Now that Chinese VCs are excluded entirely from participating in the market, Indian companies have been successfully raising their own capital without China’s help. E-commerce giant Flipkart raised $1.3 billion in an October deal with Walmart. Back in July, Google created a $10 billion fund to promote digitization of goods and services for the country’s massive customer base over five to seven years. The case of India could signal to other South and Southeast Asian economies that they have capacity to raise their own funds from domestic and foreign sources outside of China, promoting more robust domestic VC markets in the long run.
Now, some of China’s major VC investors are turning their investments toward the Southeast Asian economy with the largest number of billion-dollar startups: Indonesia. According to a recent Financial Times article, Chinese venture capital investors who were once focused on India have set their sights on Indonesia, whose digital economy saw a 55 percent surge in the first half of 2020. Recently, Chinese VC and tech investors in Indonesia have become bullish on the country’s domestic e-commerce sector, particularly companies such as Mucho, a “social” e-commerce platform that resembles Chinese giant Pinduoduo.
If the India case is any indication, emerging markets fueled with China’s initial startup cash may soon develop the base to raise their own funds from U.S. or domestic investors who come knocking.
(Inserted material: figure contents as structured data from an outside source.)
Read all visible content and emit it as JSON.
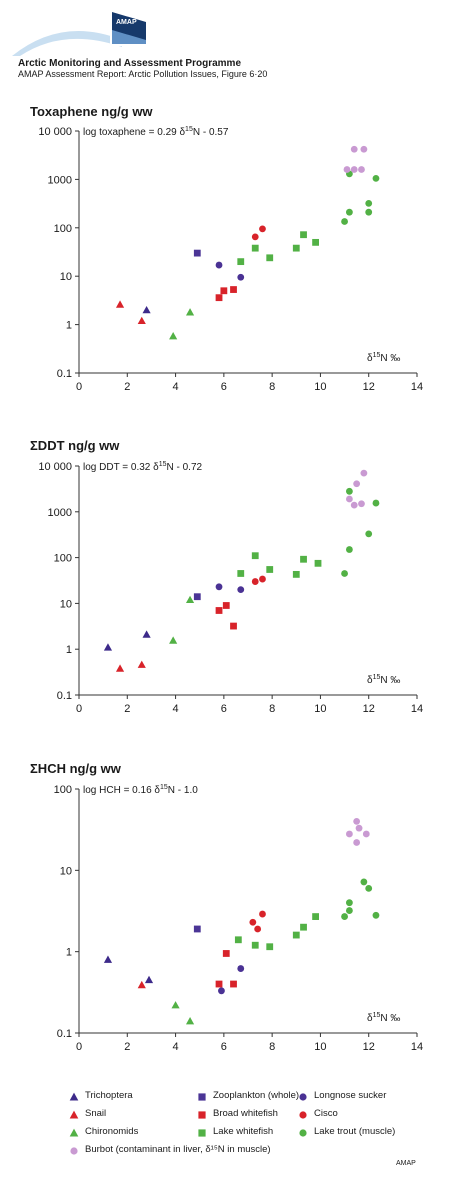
{
  "header": {
    "logo_text": "AMAP",
    "title": "Arctic Monitoring and Assessment Programme",
    "subtitle": "AMAP Assessment Report: Arctic Pollution Issues, Figure 6·20"
  },
  "colors": {
    "trichoptera": "#3d2a8a",
    "zooplankton": "#4b3596",
    "longnose_sucker": "#4a3294",
    "snail": "#d8232a",
    "broad_whitefish": "#d8232a",
    "cisco": "#d8232a",
    "chironomids": "#52b145",
    "lake_whitefish": "#52b145",
    "lake_trout": "#52b145",
    "burbot": "#c99ad2",
    "arc": "#c9dff1"
  },
  "legend": [
    {
      "key": "trichoptera",
      "label": "Trichoptera",
      "marker": "triangle"
    },
    {
      "key": "zooplankton",
      "label": "Zooplankton (whole)",
      "marker": "square"
    },
    {
      "key": "longnose_sucker",
      "label": "Longnose sucker",
      "marker": "circle"
    },
    {
      "key": "snail",
      "label": "Snail",
      "marker": "triangle"
    },
    {
      "key": "broad_whitefish",
      "label": "Broad whitefish",
      "marker": "square"
    },
    {
      "key": "cisco",
      "label": "Cisco",
      "marker": "circle"
    },
    {
      "key": "chironomids",
      "label": "Chironomids",
      "marker": "triangle"
    },
    {
      "key": "lake_whitefish",
      "label": "Lake whitefish",
      "marker": "square"
    },
    {
      "key": "lake_trout",
      "label": "Lake trout (muscle)",
      "marker": "circle"
    },
    {
      "key": "burbot",
      "label": "Burbot (contaminant in liver, δ¹⁵N in muscle)",
      "marker": "circle"
    }
  ],
  "credit": "AMAP",
  "chart_data": [
    {
      "type": "scatter",
      "title": "Toxaphene ng/g ww",
      "equation": "log toxaphene = 0.29 δ¹⁵N - 0.57",
      "xlabel": "δ¹⁵N ‰",
      "x_scale": "linear",
      "y_scale": "log",
      "xlim": [
        0,
        14
      ],
      "ylim": [
        0.1,
        10000
      ],
      "x_ticks": [
        0,
        2,
        4,
        6,
        8,
        10,
        12,
        14
      ],
      "y_ticks": [
        0.1,
        1,
        10,
        100,
        1000,
        10000
      ],
      "y_tick_labels": [
        "0.1",
        "1",
        "10",
        "100",
        "1000",
        "10 000"
      ],
      "grid": false,
      "series": [
        {
          "key": "trichoptera",
          "points": [
            [
              2.8,
              2
            ]
          ]
        },
        {
          "key": "snail",
          "points": [
            [
              1.7,
              2.6
            ],
            [
              2.6,
              1.2
            ]
          ]
        },
        {
          "key": "chironomids",
          "points": [
            [
              3.9,
              0.58
            ],
            [
              4.6,
              1.8
            ]
          ]
        },
        {
          "key": "zooplankton",
          "points": [
            [
              4.9,
              30
            ]
          ]
        },
        {
          "key": "broad_whitefish",
          "points": [
            [
              5.8,
              3.6
            ],
            [
              6.0,
              5
            ],
            [
              6.4,
              5.3
            ]
          ]
        },
        {
          "key": "longnose_sucker",
          "points": [
            [
              5.8,
              17
            ],
            [
              6.7,
              9.5
            ]
          ]
        },
        {
          "key": "cisco",
          "points": [
            [
              7.3,
              65
            ],
            [
              7.6,
              95
            ]
          ]
        },
        {
          "key": "lake_whitefish",
          "points": [
            [
              6.7,
              20
            ],
            [
              7.3,
              38
            ],
            [
              7.9,
              24
            ],
            [
              9.0,
              38
            ],
            [
              9.3,
              72
            ],
            [
              9.8,
              50
            ]
          ]
        },
        {
          "key": "lake_trout",
          "points": [
            [
              11.0,
              135
            ],
            [
              11.2,
              210
            ],
            [
              11.2,
              1300
            ],
            [
              12.0,
              210
            ],
            [
              12.0,
              320
            ],
            [
              12.3,
              1050
            ]
          ]
        },
        {
          "key": "burbot",
          "points": [
            [
              11.1,
              1600
            ],
            [
              11.4,
              1600
            ],
            [
              11.7,
              1600
            ],
            [
              11.4,
              4200
            ],
            [
              11.8,
              4200
            ]
          ]
        }
      ]
    },
    {
      "type": "scatter",
      "title": "ΣDDT ng/g ww",
      "equation": "log DDT = 0.32 δ¹⁵N - 0.72",
      "xlabel": "δ¹⁵N ‰",
      "x_scale": "linear",
      "y_scale": "log",
      "xlim": [
        0,
        14
      ],
      "ylim": [
        0.1,
        10000
      ],
      "x_ticks": [
        0,
        2,
        4,
        6,
        8,
        10,
        12,
        14
      ],
      "y_ticks": [
        0.1,
        1,
        10,
        100,
        1000,
        10000
      ],
      "y_tick_labels": [
        "0.1",
        "1",
        "10",
        "100",
        "1000",
        "10 000"
      ],
      "grid": false,
      "series": [
        {
          "key": "trichoptera",
          "points": [
            [
              1.2,
              1.1
            ],
            [
              2.8,
              2.1
            ]
          ]
        },
        {
          "key": "snail",
          "points": [
            [
              1.7,
              0.38
            ],
            [
              2.6,
              0.46
            ]
          ]
        },
        {
          "key": "chironomids",
          "points": [
            [
              3.9,
              1.55
            ],
            [
              4.6,
              12
            ]
          ]
        },
        {
          "key": "zooplankton",
          "points": [
            [
              4.9,
              14
            ]
          ]
        },
        {
          "key": "broad_whitefish",
          "points": [
            [
              5.8,
              7
            ],
            [
              6.1,
              9
            ],
            [
              6.4,
              3.2
            ]
          ]
        },
        {
          "key": "longnose_sucker",
          "points": [
            [
              5.8,
              23
            ],
            [
              6.7,
              20
            ]
          ]
        },
        {
          "key": "cisco",
          "points": [
            [
              7.3,
              30
            ],
            [
              7.6,
              34
            ]
          ]
        },
        {
          "key": "lake_whitefish",
          "points": [
            [
              6.7,
              45
            ],
            [
              7.3,
              110
            ],
            [
              7.9,
              55
            ],
            [
              9.0,
              43
            ],
            [
              9.3,
              92
            ],
            [
              9.9,
              75
            ]
          ]
        },
        {
          "key": "lake_trout",
          "points": [
            [
              11.0,
              45
            ],
            [
              11.2,
              150
            ],
            [
              11.2,
              2800
            ],
            [
              12.0,
              330
            ],
            [
              12.3,
              1550
            ]
          ]
        },
        {
          "key": "burbot",
          "points": [
            [
              11.2,
              1900
            ],
            [
              11.4,
              1400
            ],
            [
              11.7,
              1500
            ],
            [
              11.5,
              4100
            ],
            [
              11.8,
              7000
            ]
          ]
        }
      ]
    },
    {
      "type": "scatter",
      "title": "ΣHCH ng/g ww",
      "equation": "log HCH = 0.16 δ¹⁵N - 1.0",
      "xlabel": "δ¹⁵N ‰",
      "x_scale": "linear",
      "y_scale": "log",
      "xlim": [
        0,
        14
      ],
      "ylim": [
        0.1,
        100
      ],
      "x_ticks": [
        0,
        2,
        4,
        6,
        8,
        10,
        12,
        14
      ],
      "y_ticks": [
        0.1,
        1,
        10,
        100
      ],
      "y_tick_labels": [
        "0.1",
        "1",
        "10",
        "100"
      ],
      "grid": false,
      "series": [
        {
          "key": "trichoptera",
          "points": [
            [
              1.2,
              0.8
            ],
            [
              2.9,
              0.45
            ]
          ]
        },
        {
          "key": "snail",
          "points": [
            [
              2.6,
              0.39
            ]
          ]
        },
        {
          "key": "chironomids",
          "points": [
            [
              4.0,
              0.22
            ],
            [
              4.6,
              0.14
            ]
          ]
        },
        {
          "key": "zooplankton",
          "points": [
            [
              4.9,
              1.9
            ]
          ]
        },
        {
          "key": "broad_whitefish",
          "points": [
            [
              5.8,
              0.4
            ],
            [
              6.1,
              0.95
            ],
            [
              6.4,
              0.4
            ]
          ]
        },
        {
          "key": "longnose_sucker",
          "points": [
            [
              5.9,
              0.33
            ],
            [
              6.7,
              0.62
            ]
          ]
        },
        {
          "key": "cisco",
          "points": [
            [
              7.2,
              2.3
            ],
            [
              7.4,
              1.9
            ],
            [
              7.6,
              2.9
            ]
          ]
        },
        {
          "key": "lake_whitefish",
          "points": [
            [
              6.6,
              1.4
            ],
            [
              7.3,
              1.2
            ],
            [
              7.9,
              1.15
            ],
            [
              9.0,
              1.6
            ],
            [
              9.3,
              2.0
            ],
            [
              9.8,
              2.7
            ]
          ]
        },
        {
          "key": "lake_trout",
          "points": [
            [
              11.0,
              2.7
            ],
            [
              11.2,
              3.2
            ],
            [
              11.2,
              4.0
            ],
            [
              11.8,
              7.2
            ],
            [
              12.0,
              6.0
            ],
            [
              12.3,
              2.8
            ]
          ]
        },
        {
          "key": "burbot",
          "points": [
            [
              11.2,
              28
            ],
            [
              11.5,
              40
            ],
            [
              11.6,
              33
            ],
            [
              11.5,
              22
            ],
            [
              11.9,
              28
            ]
          ]
        }
      ]
    }
  ]
}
In the long run, this might make these Chinese “cliques” of investors less integral to the long-term success of South and Southeast Asian companies’ products. But Jack Ma’s mysterious disappearance following the Ant IPO block last November still foreshadows a more long-term problem in the ecosystem: should Chinese VCs – particularly in the tech space – get too big for their britches, the Chinese government is likely to maintain the resources and capital necessary to dictate company operations.
Sophie Zinser is a researcher focusing on China’s role in the Middle East, South, and Central Asia.